E a me pare che a questa impostazione, e implicita consapevolezza, non sfuggano né Marx ed Engels né il percorso del comunismo “scientifico”. Per quanto possa sembrare paradossale, infatti, malgrado la parola classe compaia nella totalità dei testi marx-engelsiani, non esiste neanche un capitoletto della loro produzione teorica e politica in cui essi abbiano tentato una definizione “scientifica”, o comunque organica, del termine e del suo preciso significato. O meglio: nella sterminata letteratura marxiana esiste una sola, poverissima, paginetta dedicata interamente all’argomento, possibile inizio di una trattazione appena abbozzata, mai sviluppata né tantomeno portata a termine, per ragioni sulle quali si possono fare solo ipotesi. Si tratta di poche righe che costituiscono il cinquantaduesimo capitolo del Terzo Libro del Capitale, almeno così come esso venne raccolto e ordinato da Engels. Il capitolo è appunto intitolato Le classi e credo che valga la pena di riportarlo per intero, separandolo per comodità di esposizione in due parti:

«I proprietari della semplice forza-lavoro (gli operai salariati), i proprietari del capitale (i capitalisti) e i proprietari fondiari, le cui rispettive fonti di reddito sono salario, profitto e rendita fondiaria, costituiscono le grandi classi della società moderna, fondata sul modo di produzione capitalistico. Senza dubbio è in Inghilterra che la società moderna nella sua struttura economica ha raggiunto il suo sviluppo più ampio e più classico. Tuttavia la stratificazione delle classi non appare neppure lì nella sua forma pura. Fasi medie e di transizione cancellano anche qui tutte le linee di demarcazione, nella campagna tuttavia in grado molto minore che nelle città. Ma per la nostra analisi ciò è irrilevante. Abbiamo visto che la tendenza costante e la legge di sviluppo del modo di produzione capitalistico è di separare in grado sempre maggiore i mezzi di produzione dal lavoro e di concentrare progressivamente in larghi gruppi i mezzi di produzione dispersi, trasformando con ciò il lavoro in lavoro salariato ed i mezzi di produzione in capitale. E a questa tendenza corrisponde la separazione autonoma della proprietà fondiaria dal capitale e dal lavoro, o la trasformazione di tutta la proprietà fondiaria nella forma corrispondente al modo di produzione capitalistica»16.

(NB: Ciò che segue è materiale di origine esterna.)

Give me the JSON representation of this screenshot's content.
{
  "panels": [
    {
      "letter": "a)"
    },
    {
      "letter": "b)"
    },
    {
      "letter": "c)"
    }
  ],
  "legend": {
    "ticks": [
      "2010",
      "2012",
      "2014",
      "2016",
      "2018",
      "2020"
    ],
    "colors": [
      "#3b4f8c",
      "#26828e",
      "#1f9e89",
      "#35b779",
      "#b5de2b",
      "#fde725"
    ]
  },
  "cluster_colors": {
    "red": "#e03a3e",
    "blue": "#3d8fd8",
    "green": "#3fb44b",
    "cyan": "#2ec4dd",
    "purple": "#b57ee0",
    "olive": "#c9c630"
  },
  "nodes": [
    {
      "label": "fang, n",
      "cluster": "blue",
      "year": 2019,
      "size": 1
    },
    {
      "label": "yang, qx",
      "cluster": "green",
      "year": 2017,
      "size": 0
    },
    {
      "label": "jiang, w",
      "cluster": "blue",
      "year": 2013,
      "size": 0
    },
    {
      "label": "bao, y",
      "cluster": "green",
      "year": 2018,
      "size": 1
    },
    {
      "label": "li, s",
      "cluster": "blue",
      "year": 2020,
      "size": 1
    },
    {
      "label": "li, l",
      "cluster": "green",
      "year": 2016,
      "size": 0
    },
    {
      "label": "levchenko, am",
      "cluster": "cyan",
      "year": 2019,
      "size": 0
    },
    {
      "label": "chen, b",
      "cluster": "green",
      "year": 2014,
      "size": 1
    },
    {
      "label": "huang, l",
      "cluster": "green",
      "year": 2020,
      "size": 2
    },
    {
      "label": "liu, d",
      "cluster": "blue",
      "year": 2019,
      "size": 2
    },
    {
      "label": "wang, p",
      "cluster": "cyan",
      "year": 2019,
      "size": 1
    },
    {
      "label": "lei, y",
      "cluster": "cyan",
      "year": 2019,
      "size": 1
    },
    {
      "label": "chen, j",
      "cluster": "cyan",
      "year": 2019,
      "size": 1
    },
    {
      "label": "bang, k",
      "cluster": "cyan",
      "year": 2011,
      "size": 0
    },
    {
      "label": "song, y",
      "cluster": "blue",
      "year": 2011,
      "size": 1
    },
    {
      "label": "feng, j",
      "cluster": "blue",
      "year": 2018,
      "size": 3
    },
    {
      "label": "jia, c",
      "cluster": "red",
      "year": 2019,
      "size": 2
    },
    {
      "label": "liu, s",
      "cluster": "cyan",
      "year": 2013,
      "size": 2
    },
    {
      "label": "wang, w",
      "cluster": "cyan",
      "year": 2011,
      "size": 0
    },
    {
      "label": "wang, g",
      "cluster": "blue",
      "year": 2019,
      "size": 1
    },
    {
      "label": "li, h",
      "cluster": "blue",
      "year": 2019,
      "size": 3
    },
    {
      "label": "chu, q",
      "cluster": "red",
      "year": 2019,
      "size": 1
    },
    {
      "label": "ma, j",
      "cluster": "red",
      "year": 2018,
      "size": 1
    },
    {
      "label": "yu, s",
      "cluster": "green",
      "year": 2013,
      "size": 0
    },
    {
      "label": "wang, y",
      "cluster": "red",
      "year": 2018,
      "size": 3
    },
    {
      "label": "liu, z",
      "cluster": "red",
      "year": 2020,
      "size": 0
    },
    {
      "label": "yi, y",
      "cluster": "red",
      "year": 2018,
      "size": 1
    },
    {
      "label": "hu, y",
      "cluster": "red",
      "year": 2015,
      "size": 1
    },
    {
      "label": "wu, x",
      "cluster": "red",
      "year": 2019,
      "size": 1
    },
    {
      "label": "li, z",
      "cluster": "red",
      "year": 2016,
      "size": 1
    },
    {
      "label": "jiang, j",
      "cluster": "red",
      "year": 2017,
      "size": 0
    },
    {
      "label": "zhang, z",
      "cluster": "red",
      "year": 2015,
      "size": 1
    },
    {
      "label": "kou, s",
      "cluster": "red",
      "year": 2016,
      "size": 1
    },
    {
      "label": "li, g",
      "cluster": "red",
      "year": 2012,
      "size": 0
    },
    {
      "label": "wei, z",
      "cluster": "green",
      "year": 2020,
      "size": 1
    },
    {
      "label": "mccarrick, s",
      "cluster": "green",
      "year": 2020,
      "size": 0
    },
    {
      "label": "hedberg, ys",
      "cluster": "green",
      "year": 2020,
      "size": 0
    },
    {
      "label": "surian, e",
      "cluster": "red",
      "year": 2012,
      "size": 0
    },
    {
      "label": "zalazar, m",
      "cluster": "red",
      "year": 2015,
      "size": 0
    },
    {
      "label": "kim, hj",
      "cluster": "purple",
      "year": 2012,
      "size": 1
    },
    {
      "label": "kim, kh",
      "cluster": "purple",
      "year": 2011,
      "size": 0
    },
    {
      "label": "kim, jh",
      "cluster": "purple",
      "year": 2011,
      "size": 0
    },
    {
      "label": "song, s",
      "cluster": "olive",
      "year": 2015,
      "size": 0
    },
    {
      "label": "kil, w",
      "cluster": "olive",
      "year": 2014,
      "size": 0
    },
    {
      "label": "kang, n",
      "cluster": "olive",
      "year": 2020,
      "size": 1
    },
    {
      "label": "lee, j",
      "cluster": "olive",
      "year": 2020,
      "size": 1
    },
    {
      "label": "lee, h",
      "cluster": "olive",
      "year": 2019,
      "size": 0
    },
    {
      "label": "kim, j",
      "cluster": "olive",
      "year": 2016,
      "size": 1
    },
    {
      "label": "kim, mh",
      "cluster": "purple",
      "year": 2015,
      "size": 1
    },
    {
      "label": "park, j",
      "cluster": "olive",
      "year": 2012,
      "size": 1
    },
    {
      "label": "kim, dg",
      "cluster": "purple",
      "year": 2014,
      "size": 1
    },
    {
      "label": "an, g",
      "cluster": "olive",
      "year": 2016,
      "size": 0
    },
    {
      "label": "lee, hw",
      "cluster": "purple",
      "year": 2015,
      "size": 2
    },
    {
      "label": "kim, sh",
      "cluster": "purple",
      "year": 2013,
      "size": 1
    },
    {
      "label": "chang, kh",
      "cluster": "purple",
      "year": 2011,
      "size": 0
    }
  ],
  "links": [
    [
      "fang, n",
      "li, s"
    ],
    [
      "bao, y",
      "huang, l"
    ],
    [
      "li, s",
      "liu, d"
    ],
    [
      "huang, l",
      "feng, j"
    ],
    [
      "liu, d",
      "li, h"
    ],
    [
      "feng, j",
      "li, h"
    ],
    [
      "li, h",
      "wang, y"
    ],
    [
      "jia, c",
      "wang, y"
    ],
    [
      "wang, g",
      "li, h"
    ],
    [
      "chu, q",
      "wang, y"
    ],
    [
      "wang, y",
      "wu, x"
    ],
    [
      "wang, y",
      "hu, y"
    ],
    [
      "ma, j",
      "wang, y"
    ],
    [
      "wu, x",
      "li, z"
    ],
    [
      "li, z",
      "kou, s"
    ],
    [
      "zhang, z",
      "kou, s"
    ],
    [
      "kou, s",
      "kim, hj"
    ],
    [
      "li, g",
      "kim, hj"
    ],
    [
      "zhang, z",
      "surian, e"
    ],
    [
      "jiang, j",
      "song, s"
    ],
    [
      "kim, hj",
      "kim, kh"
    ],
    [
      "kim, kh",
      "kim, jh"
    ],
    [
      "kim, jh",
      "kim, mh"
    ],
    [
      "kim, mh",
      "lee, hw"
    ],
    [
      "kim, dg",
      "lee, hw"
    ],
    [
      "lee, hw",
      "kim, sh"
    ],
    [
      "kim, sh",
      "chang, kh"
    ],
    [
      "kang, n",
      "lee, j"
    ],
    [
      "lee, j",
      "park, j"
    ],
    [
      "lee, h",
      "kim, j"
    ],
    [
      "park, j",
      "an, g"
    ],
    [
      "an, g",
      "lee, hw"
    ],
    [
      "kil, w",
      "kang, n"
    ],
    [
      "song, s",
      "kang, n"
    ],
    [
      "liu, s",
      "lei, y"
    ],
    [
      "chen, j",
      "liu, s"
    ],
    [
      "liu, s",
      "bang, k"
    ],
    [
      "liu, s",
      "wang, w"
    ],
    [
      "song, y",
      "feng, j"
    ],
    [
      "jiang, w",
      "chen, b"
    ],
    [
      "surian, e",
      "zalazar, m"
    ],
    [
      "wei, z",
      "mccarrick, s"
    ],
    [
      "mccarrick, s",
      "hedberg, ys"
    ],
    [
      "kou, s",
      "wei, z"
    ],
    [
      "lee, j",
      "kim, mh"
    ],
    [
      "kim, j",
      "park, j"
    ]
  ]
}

Già questo primo brano appare contraddittorio. Marx parte assai deciso, con un’affermazione apodittica non accompagnata da alcun elemento dimostrativo, cosa strana tenendo conto della sua consueta pignoleria su dati a volte persino irrilevanti: nella società capitalistica sviluppata – poiché effettivamente tale egli considerava l’Inghilterra della seconda parte dell’Ottocento – le tre grandi classi, sostiene Marx, sono i capitalisti, gli operai salariati e i proprietari fondiari; ma, solo poche righe più avanti, deve aggiungere che nella realtà concreta anche in Inghilterra le classi non risultano così chiaramente delineate in quanto «la stratificazione delle classi non appare neppure in Inghilterra nella sua forma pura» (“pura” in base a quale modello ideale? come si decide il grado di “purezza” di una classe?) e addirittura «fasi medie e di transizione cancellano anche qui tutte le linee di demarcazione». Pur tuttavia, conclude Marx, «per la nostra analisi ciò è irrilevante»: affermazione sconcertante in genere, ma addirittura inspiegabile per il fondatore del comunismo “scientifico” che sul rigore dell’analisi sociale ed economica e sulla centralità del concetto di classe e di lotta di classe aveva puntato gran parte delle sue carte teoriche e politiche.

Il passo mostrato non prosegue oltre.